“‘They are about eight feet, with the cornice.’
“I should like to have some like those, if I ever get rich enough, said I. Eight feet,—eight feet, with the cornice. I must put that down.
“So I got out my pencil.
“I sat there with my pencil and note-book in my hand, all ready, but not using them as yet.
“I have heard it said, I observed, that you began writing poems at a very early age. Is it taking too great a liberty to ask how early you began to write in verse?
“He was getting interested, as people are apt to be when they are themselves the subjects of conversation.
“’Very early,—I hardly know how early. I can say truly, as Louise Colet said,
“‘Je fis mes premiers vers sans savoir les ecrire.’”

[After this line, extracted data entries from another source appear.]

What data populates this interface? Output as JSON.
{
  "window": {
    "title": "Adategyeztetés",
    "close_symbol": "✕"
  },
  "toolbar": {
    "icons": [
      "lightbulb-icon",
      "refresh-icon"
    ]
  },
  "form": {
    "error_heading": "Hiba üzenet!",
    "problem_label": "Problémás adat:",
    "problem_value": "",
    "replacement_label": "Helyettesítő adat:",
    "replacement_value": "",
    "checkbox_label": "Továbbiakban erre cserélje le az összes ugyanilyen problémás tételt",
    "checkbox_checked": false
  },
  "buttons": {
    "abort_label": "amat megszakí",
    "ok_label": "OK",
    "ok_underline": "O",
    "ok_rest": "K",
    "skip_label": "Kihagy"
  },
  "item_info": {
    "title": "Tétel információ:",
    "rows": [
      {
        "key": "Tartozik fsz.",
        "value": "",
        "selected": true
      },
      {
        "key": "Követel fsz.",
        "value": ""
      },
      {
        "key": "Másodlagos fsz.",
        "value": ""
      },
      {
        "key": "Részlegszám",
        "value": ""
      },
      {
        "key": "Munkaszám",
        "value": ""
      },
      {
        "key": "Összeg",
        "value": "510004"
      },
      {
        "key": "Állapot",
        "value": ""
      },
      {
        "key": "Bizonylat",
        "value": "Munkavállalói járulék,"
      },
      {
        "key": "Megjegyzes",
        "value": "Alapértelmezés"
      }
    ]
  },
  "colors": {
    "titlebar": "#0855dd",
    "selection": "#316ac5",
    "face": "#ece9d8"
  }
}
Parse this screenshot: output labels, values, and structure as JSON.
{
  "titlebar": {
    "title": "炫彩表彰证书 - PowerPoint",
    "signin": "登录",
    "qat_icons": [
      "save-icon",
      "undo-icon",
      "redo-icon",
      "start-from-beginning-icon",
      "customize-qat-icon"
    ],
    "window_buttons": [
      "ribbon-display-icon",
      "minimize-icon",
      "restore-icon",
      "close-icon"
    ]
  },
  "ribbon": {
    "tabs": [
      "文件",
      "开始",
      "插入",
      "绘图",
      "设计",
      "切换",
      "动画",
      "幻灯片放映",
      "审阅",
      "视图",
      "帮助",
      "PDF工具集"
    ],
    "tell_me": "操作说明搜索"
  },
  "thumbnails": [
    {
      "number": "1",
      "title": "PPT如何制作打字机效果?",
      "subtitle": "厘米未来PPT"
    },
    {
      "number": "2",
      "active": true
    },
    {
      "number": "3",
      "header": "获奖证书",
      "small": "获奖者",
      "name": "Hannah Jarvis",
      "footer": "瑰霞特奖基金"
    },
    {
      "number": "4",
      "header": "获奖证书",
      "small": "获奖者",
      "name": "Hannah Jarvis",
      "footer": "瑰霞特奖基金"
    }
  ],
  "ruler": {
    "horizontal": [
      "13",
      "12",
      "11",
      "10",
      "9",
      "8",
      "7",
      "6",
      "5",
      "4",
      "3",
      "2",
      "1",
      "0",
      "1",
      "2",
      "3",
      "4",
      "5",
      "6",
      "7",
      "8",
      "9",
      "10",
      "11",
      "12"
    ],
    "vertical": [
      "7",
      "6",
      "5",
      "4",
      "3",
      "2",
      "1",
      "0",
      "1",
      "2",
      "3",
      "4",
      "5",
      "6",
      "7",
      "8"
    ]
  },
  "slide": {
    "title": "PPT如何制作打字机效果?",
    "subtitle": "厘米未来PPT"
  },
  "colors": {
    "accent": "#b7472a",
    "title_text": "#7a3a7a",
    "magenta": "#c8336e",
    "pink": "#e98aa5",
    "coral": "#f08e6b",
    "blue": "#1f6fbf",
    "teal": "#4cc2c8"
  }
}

“I am not a very good French scholar, said I; perhaps you will be kind enough to translate that line for me.
“’Certainly. With pleasure. I made my first verses without knowing how to write them.’
“How interesting! But I never heard of Louise Colet. Who was she?
“My man was pleased to gi-ve me a piece of literary information.
“’Louise the lioness! Never heard of her? You have heard of Alphonse Karr?’
“Why,—yes,—more or less. To tell the truth, I am not very well up in French literature. What had he to do with your lioness?
“’A good deal. He satirized her, and she waited at his door with a case-knife in her hand, intending to stick him with it. By and by he came down, smoking a cigarette, and was met by this woman flourishing her case-knife. He took it from her, after getting a cut in his dressing-gown, put it in his pocket, and went on with his cigarette. He keeps it with an inscription:
“Donne a Alphonse Karr
Par Madame Louise Colet....
Dans le dos.
“Lively little female!’
“I could n’t help thinking that I should n’t have cared to interview the lively little female. He was evidently tickled with the interest I appeared to take in the story he told me. That made him feel amiably disposed toward me.
“I began with very general questions, but by degrees I got at everything about his family history and the small events of his boyhood. Some of the points touched upon were delicate, but I put a good bold face on my most audacious questions, and so I wormed out a great deal that was new concerning my subject. He had been written about considerably, and the public wouldn’t have been satisfied without some new facts; and these I meant to have, and I got. No matter about many of them now, but here are some questions and answers that may be thought worth reading or listening to:
“How do you enjoy being what they call ‘a celebrity,’ or a celebrated man?